Authenticity and sustainability
At a recent media lunch to present a glimpse of the new-style Dining Room menu, James shared his excitement at being able to transform the hotel’s culinary experience and localise the culinary journey. The focus is on Australia’s abundant plants and animals in prime season.
“I’m passionate about how we eat and how we cook. It’s important to take a step back and think about why we’re here and having a less is more approach,” said James.
The menu he prepared, a sample of what’s to come for visitors to The Dining Room, is focused on under-utilised species in our ecosystem that are seasonal now.
“The basis of my career has been going out there into the Australian bush. My cooking can’t be a gimmick – it’s got to be authentic and very seasonal,” he said.

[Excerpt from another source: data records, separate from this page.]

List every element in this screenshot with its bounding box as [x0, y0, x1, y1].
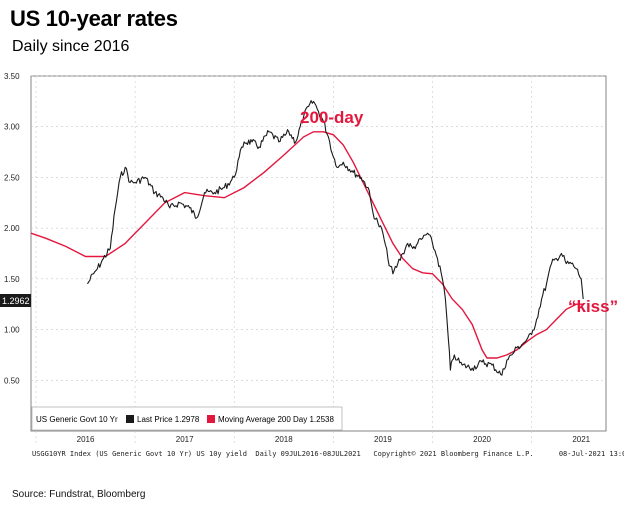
- y-tick-label: 3.50: [4, 72, 20, 81]
- moving-average-line: [30, 131, 584, 359]
- plot-frame: [30, 75, 607, 432]
- legend-series-label: US Generic Govt 10 Yr: [36, 415, 118, 424]
- last-price-tag: 1.2962: [0, 294, 31, 307]
- y-tick-label: 3.00: [4, 123, 20, 132]
- legend: US Generic Govt 10 Yr Last Price 1.2978 …: [31, 406, 343, 431]
- annotation-200-day: 200-day: [300, 108, 364, 127]
- legend-ma-swatch: [207, 415, 215, 423]
- x-tick-label: 2016: [77, 435, 95, 444]
- legend-last-price: Last Price 1.2978: [137, 415, 200, 424]
- x-ticks: 2016 2017 2018 2019 2020 2021: [77, 435, 591, 444]
- chart-subtitle: Daily since 2016: [12, 38, 130, 55]
- x-tick-label: 2017: [176, 435, 194, 444]
- footer-line: USGG10YR Index (US Generic Govt 10 Yr) U…: [32, 450, 624, 458]
- y-tick-label: 1.00: [4, 326, 20, 335]
- last-price-tag-bg: [0, 294, 31, 307]
- footer-timestamp: 08-Jul-2021 13:00:27: [558, 450, 624, 458]
- x-tick-label: 2020: [473, 435, 491, 444]
- footer-copyright: Copyright© 2021 Bloomberg Finance L.P.: [373, 450, 534, 458]
- last-price-tag-value: 1.2962: [2, 296, 30, 306]
- legend-box: [31, 406, 343, 431]
- source-note: Source: Fundstrat, Bloomberg: [12, 489, 146, 500]
- y-tick-label: 0.50: [4, 376, 20, 385]
- chart-title: US 10-year rates: [10, 6, 178, 31]
- y-tick-label: 2.00: [4, 224, 20, 233]
- y-tick-label: 1.50: [4, 275, 20, 284]
- legend-moving-average: Moving Average 200 Day 1.2538: [218, 415, 334, 424]
- footer-index: USGG10YR Index (US Generic Govt 10 Yr) U…: [32, 450, 361, 458]
- x-tick-label: 2021: [572, 435, 590, 444]
- y-tick-label: 2.50: [4, 173, 20, 182]
- x-tick-label: 2018: [275, 435, 293, 444]
- x-tick-label: 2019: [374, 435, 392, 444]
- price-line: [87, 100, 584, 376]
- annotation-kiss: “kiss”: [568, 297, 618, 316]
- legend-price-swatch: [126, 415, 134, 423]
- grid-layer: [31, 75, 606, 445]
- y-ticks: 0.50 1.00 1.50 2.00 2.50 3.00 3.50: [4, 72, 20, 385]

According to James, a sustainable approach means using wild species and reducing the impact intensive farming has on our environment.
Our first course was a soup of spent vegetables and under-utilised fish species.
“We have a huge focus on seafood at Park Hyatt Sydney,” said James.
Other dishes included Fraser Island spinner crab with Northern Rivers macadamia; roo ragu jaffle cooked over coals; line caught wild Jewfish from the Northern Territory with myrtle garlic butter; and leftover beef fat and wattle seed fudge.
His journey of transforming the culinary offering at Park Hyatt Sydney, he says, is more than an action – it’s a thought process.
“It’s like joining dots and one thing leads to another and another. Everything is starting to come together and I’m very proud of it,” said James.